Herbert Hoover, then Secretary of Commerce for Calvin Coolidge and in charge of the overall disaster relief program, came to Greenville shortly after the levee break. The landowners convinced him that Greenville should be used as a hub for distribution of relief supplies. In order to supply the labor for the federal effort and clean up the town, blacks were forced into labor camps and worked under the supervision of armed National Guardsmen who abused their authority.
Word got out that the guards were raping, beating, and killing blacks. Herbert Hoover initiated an investigation that confirmed the reports. However, Hoover did not want tarnish his image as a great leader who successfully saved flood victims; he was planning on running for president. He managed to kill the story of the brutal labor camps.
People wonder why blacks in America are just a tad paranoid.
*Pete Daniel, Historian from Fatal Flood, The American Experience, 2001
I wrote a very brief synopsis of the incident. For more information see:
http://www.pbs.org/wgbh/amex/flood/filmmore/pt.html
http://www.pbs.org/wgbh/amex/flood/timeline/timeline2.html
Didn’t you hear what Barbara Bush said? Those evacuees are better off post-Katrina. No doubt those black sharecroppers were better off after the flood too–hey, they stayed gainfully employed, right?

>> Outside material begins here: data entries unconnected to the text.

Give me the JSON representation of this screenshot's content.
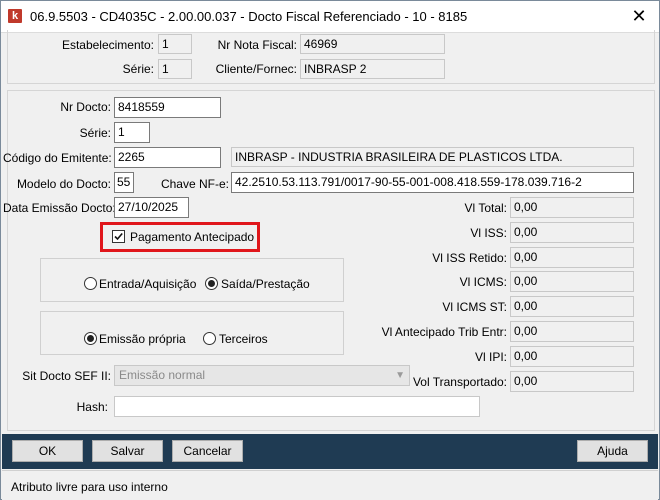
{
  "window": {
    "icon_letter": "k",
    "title": "06.9.5503 - CD4035C - 2.00.00.037 - Docto Fiscal Referenciado - 10 - 8185",
    "close_glyph": "✕"
  },
  "header": {
    "estabelecimento_label": "Estabelecimento:",
    "estabelecimento_value": "1",
    "serie_label": "Série:",
    "serie_value": "1",
    "nr_nota_fiscal_label": "Nr Nota Fiscal:",
    "nr_nota_fiscal_value": "46969",
    "cliente_fornec_label": "Cliente/Fornec:",
    "cliente_fornec_value": "INBRASP  2"
  },
  "form": {
    "nr_docto_label": "Nr Docto:",
    "nr_docto_value": "8418559",
    "serie_label": "Série:",
    "serie_value": "1",
    "codigo_emitente_label": "Código do Emitente:",
    "codigo_emitente_value": "2265",
    "emitente_nome": "INBRASP - INDUSTRIA BRASILEIRA DE PLASTICOS LTDA.",
    "modelo_docto_label": "Modelo do Docto:",
    "modelo_docto_value": "55",
    "chave_nfe_label": "Chave NF-e:",
    "chave_nfe_value": "42.2510.53.113.791/0017-90-55-001-008.418.559-178.039.716-2",
    "data_emissao_label": "Data Emissão Docto:",
    "data_emissao_value": "27/10/2025",
    "pagamento_antecipado_label": "Pagamento Antecipado",
    "pagamento_antecipado_checked": true,
    "tipo_operacao": {
      "options": [
        "Entrada/Aquisição",
        "Saída/Prestação"
      ],
      "selected": "Saída/Prestação"
    },
    "emissao": {
      "options": [
        "Emissão própria",
        "Terceiros"
      ],
      "selected": "Emissão própria"
    },
    "sit_docto_label": "Sit Docto SEF II:",
    "sit_docto_value": "Emissão normal",
    "hash_label": "Hash:",
    "hash_value": ""
  },
  "valores": [
    {
      "label": "Vl Total:",
      "value": "0,00"
    },
    {
      "label": "Vl ISS:",
      "value": "0,00"
    },
    {
      "label": "Vl ISS Retido:",
      "value": "0,00"
    },
    {
      "label": "Vl ICMS:",
      "value": "0,00"
    },
    {
      "label": "Vl ICMS ST:",
      "value": "0,00"
    },
    {
      "label": "Vl Antecipado Trib Entr:",
      "value": "0,00"
    },
    {
      "label": "Vl IPI:",
      "value": "0,00"
    },
    {
      "label": "Vol Transportado:",
      "value": "0,00"
    }
  ],
  "buttons": {
    "ok": "OK",
    "salvar": "Salvar",
    "cancelar": "Cancelar",
    "ajuda": "Ajuda"
  },
  "status": {
    "text": "Atributo livre para uso interno"
  },
  "colors": {
    "highlight": "#e0161b",
    "bottom_bar": "#1f3b53"
  }
}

Anyway, thanks for writing this. I wonder why I didn’t learn about this in American History 101 and 102?
Wow. My mother was born in February of 1927 in Murphy Ms.
That town no longer exists. It was wiped out in the flood. I watched the pictures of this latest flood and wondered how my grandmother dealt with a set of twing and a blind 7 year old during all of that. I think part of the anger that so many black american feel is because we all know that IT COULD HAVE BEEN ME! The tape of the two young men running out of the store with bags of clothing is played over and over on every station, and white amerika feels like now it’s
to let loose there simmering dislike for blacks. They are so uninformed about what’s happened in other major floods of the world.
Sorry for the rant, but I just had to get it out. Check out “Rising Tide”, I can’t remember the author right now, and you’ll learn about the power of the Louisiana Levee Board.
Candy and Sterling,
Thanks for coming by and reading my blog. Civil rights have come a long way since 1927 but Bush is trying to push us back to the bad old days.
Well, that’s being shown here in Spain as well… Maybe our point of view is a bit different, but I don’t think it is that much different…
As for Bush Jr., he seems to be trying to get the US many years back in a lot of matters (social, civil rights, religious, political, economical, environmental, …)
Once thing that amazes me is that “convenience” chip politicians have: Ms Condoleeza Rice didn’t even bother to come to Spain when she visited Europe, due to discrepancies in US politics in Iraq with the new government; however the US Ambassador thanked the Spanish government, almost with tears on his eyes, by the humanitarian help that we, as many other European countries, are sending alone to relieve the disaster that happened over there… Sigh. Well, as a Canal + program put it:
Bush Jr.: Don’t worry, I am an expert in catastrophes
Ms RIce: in creating them, not in solving them!
Bush Jr.: Worry not, I can learn, after all there’s only a 1% difference between me and chimpazees.
Thanks for your blog: witty and well researched. I enjoy it ever since I met it. Keep it up, and greetings from Old Europe.